While Johnson hasn’t announced the details of the House proposal he said he would bring to a vote potentially this month, there’s a good chance it will mirror the spending package the U.S. Senate passed months ago—a package that includes $60 billion for Ukraine, $34 billion of which is for weapons. The rest pays for the training for Ukrainian troops as well as humanitarian aid and other non-military assistance.
To put into perspective how much weaponry $34 billion can buy, consider that—in the first 23 months of Russia’s wider war on Ukraine—the United States appropriated $45 billion for weapons for Ukraine.
Roughly half of that spending was in the form of direct commercial contracts the Pentagon negotiated, and paid for, on Ukraine’s behalf. The other half of the spending paid for new weapons for U.S. forces after the Pentagon donated their older weapons to Ukraine directly from U.S. stocks.
All that is to say, the aid that U.S. president Joe Biden, his Democratic allies in the U.S. Senate and U.S. House and millions of everyday Americans fought for, for six months,
should keep Ukraine flush with arms for another year or more.
Expect the fresh aid to pay for a lot of radars, radio-jammers, drones, boats, armored vehicles and engineering equipment. Especially expect it to pay for artillery and air-defenses—and ammunition for both.

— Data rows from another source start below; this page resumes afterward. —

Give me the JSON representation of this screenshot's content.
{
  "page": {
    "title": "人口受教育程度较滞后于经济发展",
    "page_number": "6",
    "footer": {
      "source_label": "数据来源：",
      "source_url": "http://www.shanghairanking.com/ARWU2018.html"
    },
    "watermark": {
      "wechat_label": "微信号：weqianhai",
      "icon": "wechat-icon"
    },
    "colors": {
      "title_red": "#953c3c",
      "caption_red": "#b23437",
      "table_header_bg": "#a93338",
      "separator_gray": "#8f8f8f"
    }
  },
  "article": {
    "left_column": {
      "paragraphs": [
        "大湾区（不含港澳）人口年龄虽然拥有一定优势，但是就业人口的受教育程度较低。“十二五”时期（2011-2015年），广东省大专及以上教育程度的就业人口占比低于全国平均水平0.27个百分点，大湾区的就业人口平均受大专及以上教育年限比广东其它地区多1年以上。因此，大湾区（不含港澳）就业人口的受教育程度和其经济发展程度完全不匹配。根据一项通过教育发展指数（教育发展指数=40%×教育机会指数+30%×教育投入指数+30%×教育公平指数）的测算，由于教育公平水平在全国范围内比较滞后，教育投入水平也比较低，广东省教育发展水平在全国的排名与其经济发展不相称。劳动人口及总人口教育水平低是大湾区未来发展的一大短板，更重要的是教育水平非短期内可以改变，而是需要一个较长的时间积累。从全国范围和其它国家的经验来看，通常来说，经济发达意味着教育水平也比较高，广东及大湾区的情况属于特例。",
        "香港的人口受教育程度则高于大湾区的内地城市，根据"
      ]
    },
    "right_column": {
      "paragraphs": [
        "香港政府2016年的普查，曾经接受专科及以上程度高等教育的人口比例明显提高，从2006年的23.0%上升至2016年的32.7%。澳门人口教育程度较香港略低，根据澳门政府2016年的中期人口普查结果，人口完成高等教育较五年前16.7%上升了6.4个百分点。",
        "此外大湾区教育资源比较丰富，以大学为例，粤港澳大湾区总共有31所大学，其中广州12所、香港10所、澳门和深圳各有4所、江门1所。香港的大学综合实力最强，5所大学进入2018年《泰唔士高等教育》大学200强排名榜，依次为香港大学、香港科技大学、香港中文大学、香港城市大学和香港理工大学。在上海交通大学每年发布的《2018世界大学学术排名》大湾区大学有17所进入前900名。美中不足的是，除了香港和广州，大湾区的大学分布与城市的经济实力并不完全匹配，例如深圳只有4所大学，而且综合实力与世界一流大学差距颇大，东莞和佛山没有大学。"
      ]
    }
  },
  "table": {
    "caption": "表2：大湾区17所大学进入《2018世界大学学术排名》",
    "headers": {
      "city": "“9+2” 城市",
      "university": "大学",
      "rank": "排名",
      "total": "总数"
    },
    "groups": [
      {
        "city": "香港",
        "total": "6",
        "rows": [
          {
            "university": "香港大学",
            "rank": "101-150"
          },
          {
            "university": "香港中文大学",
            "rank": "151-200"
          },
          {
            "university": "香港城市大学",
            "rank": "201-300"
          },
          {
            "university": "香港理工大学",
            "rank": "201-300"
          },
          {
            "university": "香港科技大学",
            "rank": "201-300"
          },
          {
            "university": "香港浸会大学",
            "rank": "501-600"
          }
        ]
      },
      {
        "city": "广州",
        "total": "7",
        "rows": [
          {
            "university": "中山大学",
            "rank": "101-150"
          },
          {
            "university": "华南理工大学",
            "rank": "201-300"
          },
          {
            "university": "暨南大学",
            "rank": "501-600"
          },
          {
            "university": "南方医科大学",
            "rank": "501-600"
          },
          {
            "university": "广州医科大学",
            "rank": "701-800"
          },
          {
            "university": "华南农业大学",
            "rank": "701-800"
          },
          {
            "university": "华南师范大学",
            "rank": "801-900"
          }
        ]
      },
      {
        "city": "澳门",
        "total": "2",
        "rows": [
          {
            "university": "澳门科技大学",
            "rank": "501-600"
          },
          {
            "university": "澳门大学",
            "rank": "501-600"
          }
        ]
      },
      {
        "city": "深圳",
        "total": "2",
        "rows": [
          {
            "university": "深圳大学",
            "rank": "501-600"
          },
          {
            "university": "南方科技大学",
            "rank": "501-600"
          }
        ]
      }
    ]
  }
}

That should mean more 155-millimeter howitzers on top of the roughly 200 howitzers the previous funding paid for, more High-Mobility Artillery Rocket Systems on top of the previous 39 and more Patriot and National Advanced Surface-to-Air Missile System air-defenses batteries, adding to the single Patriot and 12 NASAMS Ukraine already has gotten from the United States.
And it should mean at least a million 155-millimeter artillery shells from the new ammo factory the U.S. Army built in Texas specifically to churn out shells for Ukraine. The Texas plant, as well as other new and expanded facilities that support ammo-production, depended on supplementary funding—and has been in financial limbo since Republicans cut off aid back in October.
With fresh funding, the Texas plant and a pair of similar plants in Pennsylvania can—likely within months—ramp up to producing 60,000 shells a month on their way to producing 100,000 shells a month within nine months. The Pennsylvania factories together produced just 15,000 shells a month before Russian widened its war on Ukraine in February 2022.